Wexford couldn't remember when he had been so at a loss. For a moment he could think of nothing to say to her. He had no language; they didn't speak the same one. She seemed not to speak any of the languages he could assume for the various strange people he was obliged to interview. She was looking at him with large, blank, simple eyes. There was an artless innocence about her that struck him dumb. While he tried for words, Burden said, “You went on a tour to Africa, did you, Ms. Lucas?”

“A Miracle Tour,” she said.

“And where was this arranged?”

“Pardon?”

Burden tried again. “Tell us about your trip to Africa, Ms. Lucas. You went to Nairobi, is that right? Was this a holiday?”

She surprised him. “It was fertility treatment.”

“In Africa?”

With an almost indignant shake of the head, she said, “The treatment was here. We had to eat special things, take vitamins, and not have alcohol or coffee.
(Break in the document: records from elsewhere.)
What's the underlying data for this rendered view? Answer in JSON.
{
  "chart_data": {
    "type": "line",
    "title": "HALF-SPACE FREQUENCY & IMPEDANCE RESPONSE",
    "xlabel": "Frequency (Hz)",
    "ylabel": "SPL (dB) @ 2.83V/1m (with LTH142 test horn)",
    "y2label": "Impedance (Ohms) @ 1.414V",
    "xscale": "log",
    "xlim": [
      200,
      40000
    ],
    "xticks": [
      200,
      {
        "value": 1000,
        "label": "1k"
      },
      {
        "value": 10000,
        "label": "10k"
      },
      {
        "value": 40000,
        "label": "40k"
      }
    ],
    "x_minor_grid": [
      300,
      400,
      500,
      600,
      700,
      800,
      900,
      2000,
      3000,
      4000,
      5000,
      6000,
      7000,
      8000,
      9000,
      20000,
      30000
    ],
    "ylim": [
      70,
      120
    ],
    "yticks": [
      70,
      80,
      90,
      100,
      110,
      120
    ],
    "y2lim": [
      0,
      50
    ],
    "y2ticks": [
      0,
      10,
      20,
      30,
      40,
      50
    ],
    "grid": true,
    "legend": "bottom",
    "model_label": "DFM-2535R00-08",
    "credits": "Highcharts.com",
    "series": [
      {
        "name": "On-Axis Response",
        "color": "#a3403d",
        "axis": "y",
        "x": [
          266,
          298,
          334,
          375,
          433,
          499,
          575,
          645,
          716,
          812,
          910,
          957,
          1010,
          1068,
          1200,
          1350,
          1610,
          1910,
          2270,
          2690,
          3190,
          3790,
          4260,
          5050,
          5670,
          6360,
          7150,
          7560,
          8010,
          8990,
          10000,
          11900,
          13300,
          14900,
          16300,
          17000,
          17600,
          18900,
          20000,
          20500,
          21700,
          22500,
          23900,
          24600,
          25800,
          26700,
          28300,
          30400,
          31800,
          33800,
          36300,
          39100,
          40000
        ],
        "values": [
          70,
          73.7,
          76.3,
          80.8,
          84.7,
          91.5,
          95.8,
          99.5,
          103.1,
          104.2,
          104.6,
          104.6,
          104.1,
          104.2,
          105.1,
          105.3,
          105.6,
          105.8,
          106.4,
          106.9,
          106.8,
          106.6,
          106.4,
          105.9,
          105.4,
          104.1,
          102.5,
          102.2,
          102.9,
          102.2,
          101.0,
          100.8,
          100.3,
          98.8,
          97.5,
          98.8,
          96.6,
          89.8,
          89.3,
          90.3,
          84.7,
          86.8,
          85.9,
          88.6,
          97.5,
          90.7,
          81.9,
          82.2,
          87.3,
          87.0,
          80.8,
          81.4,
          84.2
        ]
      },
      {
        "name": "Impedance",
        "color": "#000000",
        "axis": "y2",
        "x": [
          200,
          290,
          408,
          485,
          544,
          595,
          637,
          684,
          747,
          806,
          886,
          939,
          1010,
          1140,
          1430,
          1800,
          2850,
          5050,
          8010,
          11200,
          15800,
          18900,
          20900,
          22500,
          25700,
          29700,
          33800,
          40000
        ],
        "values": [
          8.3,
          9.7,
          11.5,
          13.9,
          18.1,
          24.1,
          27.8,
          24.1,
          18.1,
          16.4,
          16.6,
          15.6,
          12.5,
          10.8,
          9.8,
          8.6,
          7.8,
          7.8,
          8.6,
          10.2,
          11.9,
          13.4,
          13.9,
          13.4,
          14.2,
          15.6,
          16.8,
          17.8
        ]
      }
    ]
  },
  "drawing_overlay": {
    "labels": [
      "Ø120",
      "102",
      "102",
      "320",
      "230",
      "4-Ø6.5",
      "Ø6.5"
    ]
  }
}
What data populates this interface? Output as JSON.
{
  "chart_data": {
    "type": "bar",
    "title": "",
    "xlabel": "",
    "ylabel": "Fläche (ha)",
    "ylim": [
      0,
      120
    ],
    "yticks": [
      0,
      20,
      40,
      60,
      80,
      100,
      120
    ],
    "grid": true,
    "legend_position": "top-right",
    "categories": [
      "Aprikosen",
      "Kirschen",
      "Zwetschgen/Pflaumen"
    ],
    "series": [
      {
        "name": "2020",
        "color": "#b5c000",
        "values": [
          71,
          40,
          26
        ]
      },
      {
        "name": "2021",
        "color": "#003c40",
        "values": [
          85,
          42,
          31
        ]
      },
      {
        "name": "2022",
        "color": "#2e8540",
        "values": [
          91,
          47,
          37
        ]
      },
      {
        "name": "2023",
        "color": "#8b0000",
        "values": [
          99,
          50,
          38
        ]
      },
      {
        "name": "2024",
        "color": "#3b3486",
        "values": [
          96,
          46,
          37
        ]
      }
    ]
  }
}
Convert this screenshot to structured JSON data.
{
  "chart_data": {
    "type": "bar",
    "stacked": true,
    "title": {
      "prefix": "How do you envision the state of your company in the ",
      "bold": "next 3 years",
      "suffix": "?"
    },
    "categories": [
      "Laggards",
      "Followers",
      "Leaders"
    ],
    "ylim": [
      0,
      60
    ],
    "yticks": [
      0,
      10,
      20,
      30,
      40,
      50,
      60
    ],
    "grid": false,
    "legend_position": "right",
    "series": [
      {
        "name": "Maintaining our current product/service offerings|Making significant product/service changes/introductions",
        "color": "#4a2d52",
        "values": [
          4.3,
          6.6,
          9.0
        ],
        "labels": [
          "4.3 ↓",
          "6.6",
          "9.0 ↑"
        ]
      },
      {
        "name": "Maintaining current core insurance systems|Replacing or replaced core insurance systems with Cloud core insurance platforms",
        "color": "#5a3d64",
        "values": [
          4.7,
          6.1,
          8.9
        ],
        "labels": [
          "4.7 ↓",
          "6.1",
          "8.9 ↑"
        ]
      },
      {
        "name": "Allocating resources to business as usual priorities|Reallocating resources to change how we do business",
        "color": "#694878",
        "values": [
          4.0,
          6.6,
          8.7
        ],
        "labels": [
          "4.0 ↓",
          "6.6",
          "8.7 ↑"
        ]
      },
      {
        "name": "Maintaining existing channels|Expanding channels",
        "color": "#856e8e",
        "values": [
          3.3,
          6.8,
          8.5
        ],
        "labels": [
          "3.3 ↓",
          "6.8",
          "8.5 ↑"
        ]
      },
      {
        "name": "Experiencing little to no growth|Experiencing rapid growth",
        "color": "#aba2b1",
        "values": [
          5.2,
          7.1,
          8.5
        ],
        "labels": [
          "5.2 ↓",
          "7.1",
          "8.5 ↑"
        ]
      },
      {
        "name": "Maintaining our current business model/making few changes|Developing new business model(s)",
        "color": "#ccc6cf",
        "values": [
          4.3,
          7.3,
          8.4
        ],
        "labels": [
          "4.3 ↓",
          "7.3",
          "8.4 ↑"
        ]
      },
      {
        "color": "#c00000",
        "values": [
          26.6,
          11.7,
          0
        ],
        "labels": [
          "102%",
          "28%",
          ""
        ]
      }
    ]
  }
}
We did that for six months. Then we went to Nairobi for the miracle.”

“What was that?” Wexford asked, grateful to Burden for preparing the ground.

“I don't know about the others. I never saw them again. They didn't come from around here. I went to this nursing home. It was a house, very nice and clean, with a doctor in a white coat and two nurses. They were black people. The doctor gave me an injection and I went to sleep.”

“This was an anesthetic?”

“Yes, it was. When I woke up they put my baby in my arms.”

“Just like that?”

“The nurse said it was a very easy birth and I could leave with Elkanah in a couple of hours. We were ten on the flight but they all came from different places. When I went home with Elkanah the man with us—they called him a courier—he brought me Elkanah's passport. It was really sweet him having a passport at his age.”

By this time Elkanah had grown weary of watching the shadows his hands made on the wall and begun a soft grizzling. Sharon picked him up in sticklike white arms that looked too fragile to bear his weight. But as she held him up to her shoulder, his fat brown cheek against her bony jaw, a look of such tender adoration came into her face as to transform her almost into beauty. Wexford was reminded of another woman with a child, a woman whose attitude to that child was the reverse of this, and for a moment he seemed to see Diana Marshalson's patient indifference.

“Ms. Lucas, would you mind telling us what you paid for your Miracle Tour?”

“It cost a lot. They explained about that.” She carried Elkanah into the kitchen and took a feeding bottle from the minuscule refrigerator. Juggling then began as she struggled to hold the bottle under the running hot tap while keeping the now screaming baby's clutching hand as far from it as she could. Wexford wondered how old he in fact was. The passport would say—or this false passport would say something. Satisfied that the bottle's contents were now warm enough, Sharon thrust the teat into Elkanah's mouth and sat down with him, smiling happily. “I had to take out a mortgage on my flat. Ten thousand pounds it was. But that was for everything, the diet treatment, the flight, the birth, and Elkanah's passport.”